Signed written informed consent.
Age ≥18 years.
Newly diagnosed, unresectable, locally advanced (ineligible for curative concurrent - chemoradiotherapy) or metastatic NSCLC per AJCC 9th edition.
KRAS G12C mutation confirmed by validated testing.
PD-L1 TPS ≥1%.
≥1 measurable lesion per RECIST v1.1.
No prior systemic therapy for advanced/metastatic NSCLC; prior adjuvant therapy allowed if completed >6 months before dosing and toxicities recovered to ≤Grade 1.
ECOG PS 0-2.
Life expectancy >3 months
Adequate organ function (hematologic, hepatic, renal, coagulation per protocol thresholds)
Negative pregnancy test for women of childbearing potential; adequate contraception for men and women through 3 months post-treatment
Willing and able to comply with study procedures and follow-up.

Exclusion criteria

History of other malignancies (exceptions: cured basal cell carcinoma, cervical carcinoma in situ)
Predominant squamous NSCLC, small cell carcinoma, or neuroendocrine carcinoma.
Other actionable drivers (EGFR, ALK, ROS1, RET, BRAF, NTRK, MET, etc.).
Known hypersensitivity to study drugs.
Prior PD-1/PD-L1 inhibitors or KRAS inhibitors.
Active autoimmune disease or autoimmune disease history requiring systemic therapy.
Systemic immunosuppressive therapy within 14 days prior to first dose.
Symptomatic ascites/pleural effusion needing recurrent drainage.
Significant cardiovascular disease (NYHA ≥2, MI within 1 year, uncontrolled arrhythmias).
Active infection, unexplained fever >38.5°C.

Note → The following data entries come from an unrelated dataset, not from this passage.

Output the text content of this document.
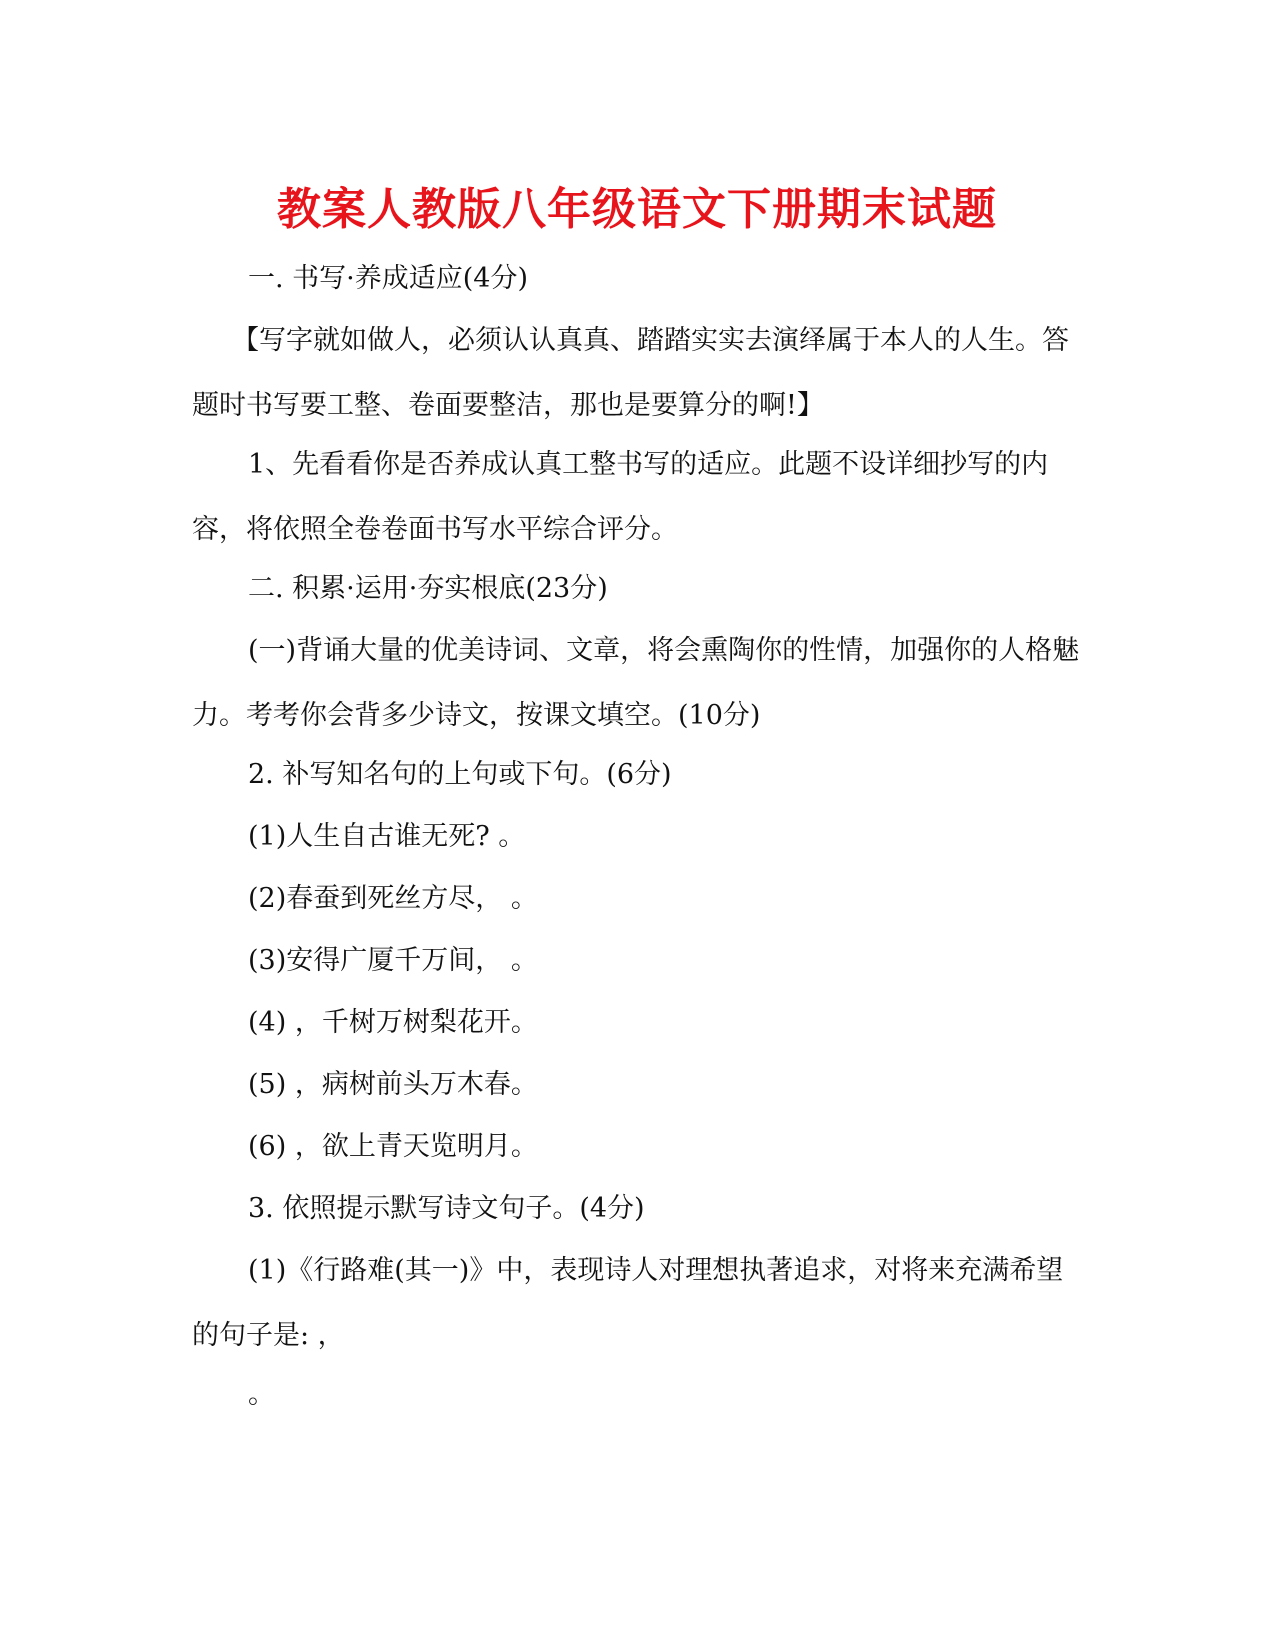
教案人教版八年级语文下册期末试题

一. 书写·养成适应(4分)

【写字就如做人，必须认认真真、踏踏实实去演绎属于本人的人生。答题时书写要工整、卷面要整洁，那也是要算分的啊!】

1、先看看你是否养成认真工整书写的适应。此题不设详细抄写的内容，将依照全卷卷面书写水平综合评分。

二. 积累·运用·夯实根底(23分)

(一)背诵大量的优美诗词、文章，将会熏陶你的性情，加强你的人格魅力。考考你会背多少诗文，按课文填空。(10分)

2. 补写知名句的上句或下句。(6分)

(1)人生自古谁无死? 。

(2)春蚕到死丝方尽， 。

(3)安得广厦千万间， 。

(4) ，千树万树梨花开。

(5) ，病树前头万木春。

(6) ，欲上青天览明月。

3. 依照提示默写诗文句子。(4分)

(1)《行路难(其一)》中，表现诗人对理想执著追求，对将来充满希望的句子是: ，

。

Interstitial lung disease or pneumonitis.
HIV infection or other immunodeficiency.
Live vaccines within 4 weeks.
Substance abuse, alcoholism, or psychiatric disorders impairing compliance.
Unable to swallow oral medication.
Any condition that may interfere with study participation or interpretation as judged by investigator.